As in previous years at the Gala, the Utah Shakespeare Festival wants to celebrate the people, foundations, and corporations who have helped make the Festival’s dreams a reality.
The Festival is honoring the Ashton Family Foundation, led by Alan and Karen Ashton, for its faithful support and generosity for the past 25 years. Alan and Karen rose to great success from modest beginnings through their global software company, WordPerfect, and are widely considered a leading contributor to the quality of life in the state of Utah.
Rocky Mountain Power is being honored this year for its more than 25 years of corporate sponsorship. Rocky Mountain Power (formerly Utah Power & Light) began its Utah presence in Utah, when Salt Lake City became the fifth city in the world to have central station electricity. The Utah Shakespeare Festival reached a milestone in the early 1990s when Utah Power & Light became the Festival’s first-ever corporate sponsorship, a relationship that has continued for over twenty-five seasons.
The Festival is also celebrating Roy and Elizabeth “Tibby” Simmons who made annual trips to the Utah Shakespeare Festival each summer. In 1960, Roy and two colleagues purchased controlling stock in Zions First National Bank and later merged with Lockhart to form Zions Bancorporation. Roy was instrumental in expanding the Festival’s board of governors to include members of Utah’s corporate leaders.

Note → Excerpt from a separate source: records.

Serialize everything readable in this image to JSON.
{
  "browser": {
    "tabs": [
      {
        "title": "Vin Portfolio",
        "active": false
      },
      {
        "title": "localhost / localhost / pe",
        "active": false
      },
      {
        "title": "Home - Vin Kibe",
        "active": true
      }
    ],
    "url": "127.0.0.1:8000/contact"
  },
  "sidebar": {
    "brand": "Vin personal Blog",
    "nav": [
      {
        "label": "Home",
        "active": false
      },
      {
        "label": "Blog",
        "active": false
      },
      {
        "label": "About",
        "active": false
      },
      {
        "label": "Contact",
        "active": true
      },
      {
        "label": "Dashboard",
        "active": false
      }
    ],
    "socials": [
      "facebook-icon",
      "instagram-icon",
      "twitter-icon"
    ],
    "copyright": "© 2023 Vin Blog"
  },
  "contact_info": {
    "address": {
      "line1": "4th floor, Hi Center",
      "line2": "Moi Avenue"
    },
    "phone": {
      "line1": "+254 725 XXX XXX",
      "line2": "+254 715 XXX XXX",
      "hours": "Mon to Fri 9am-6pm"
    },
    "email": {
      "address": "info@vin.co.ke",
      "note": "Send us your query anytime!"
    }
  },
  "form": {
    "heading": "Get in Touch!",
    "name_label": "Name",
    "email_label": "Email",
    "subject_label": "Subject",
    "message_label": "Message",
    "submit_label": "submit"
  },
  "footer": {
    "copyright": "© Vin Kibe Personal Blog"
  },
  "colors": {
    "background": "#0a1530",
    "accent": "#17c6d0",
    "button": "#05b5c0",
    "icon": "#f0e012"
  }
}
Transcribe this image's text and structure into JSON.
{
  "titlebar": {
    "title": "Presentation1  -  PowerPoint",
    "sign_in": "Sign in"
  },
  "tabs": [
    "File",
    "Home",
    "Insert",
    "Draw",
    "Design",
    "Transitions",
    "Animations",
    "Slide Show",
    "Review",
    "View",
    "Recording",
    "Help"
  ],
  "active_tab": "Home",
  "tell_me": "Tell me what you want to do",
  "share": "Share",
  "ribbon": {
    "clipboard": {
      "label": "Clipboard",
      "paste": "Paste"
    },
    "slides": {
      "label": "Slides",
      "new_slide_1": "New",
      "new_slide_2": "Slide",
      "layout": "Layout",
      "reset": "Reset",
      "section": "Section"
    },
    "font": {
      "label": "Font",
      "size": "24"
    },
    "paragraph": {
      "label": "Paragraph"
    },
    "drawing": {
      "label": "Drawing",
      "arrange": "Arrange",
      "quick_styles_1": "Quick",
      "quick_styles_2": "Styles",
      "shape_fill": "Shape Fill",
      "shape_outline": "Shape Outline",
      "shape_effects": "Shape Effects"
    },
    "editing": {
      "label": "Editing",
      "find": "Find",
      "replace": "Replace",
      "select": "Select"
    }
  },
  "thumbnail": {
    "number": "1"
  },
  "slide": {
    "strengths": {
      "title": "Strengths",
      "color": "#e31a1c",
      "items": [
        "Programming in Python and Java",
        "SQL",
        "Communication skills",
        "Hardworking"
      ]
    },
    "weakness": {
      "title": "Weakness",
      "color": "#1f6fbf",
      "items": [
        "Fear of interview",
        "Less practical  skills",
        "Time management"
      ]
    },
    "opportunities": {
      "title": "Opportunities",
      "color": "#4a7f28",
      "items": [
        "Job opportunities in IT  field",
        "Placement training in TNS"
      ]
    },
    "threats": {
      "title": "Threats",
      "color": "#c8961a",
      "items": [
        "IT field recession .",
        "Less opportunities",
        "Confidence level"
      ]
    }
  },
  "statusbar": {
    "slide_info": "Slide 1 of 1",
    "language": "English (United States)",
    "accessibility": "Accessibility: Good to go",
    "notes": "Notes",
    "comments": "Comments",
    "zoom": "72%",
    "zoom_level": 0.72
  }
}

Roy passed away in 2006 and Elizabeth in 2009, but their legacy lives on at the Festival.
R. Scott Phillips is being honored for his more than four decades of work at the Festival. Phillips, who will retire February 28, has continually served the Utah Shakespeare Festival for the past 40 years as marketing director, managing director, and executive director. During his time, he expanded the Festival’s audience from 19,000 people per season to 113,000. His crowning achievement was the building of the $39 million Beverley Taylor Sorenson Center for the Arts, the new home of the Festival.
The Festival Forever Celebration will be on February 4 at the Grand America Hotel in Salt Lake City. Tickets are $200 per person, and tables of ten guests may be purchased for $2,000. Reservations are required and seating is limited. Tickets may be purchased at 435-586-7877.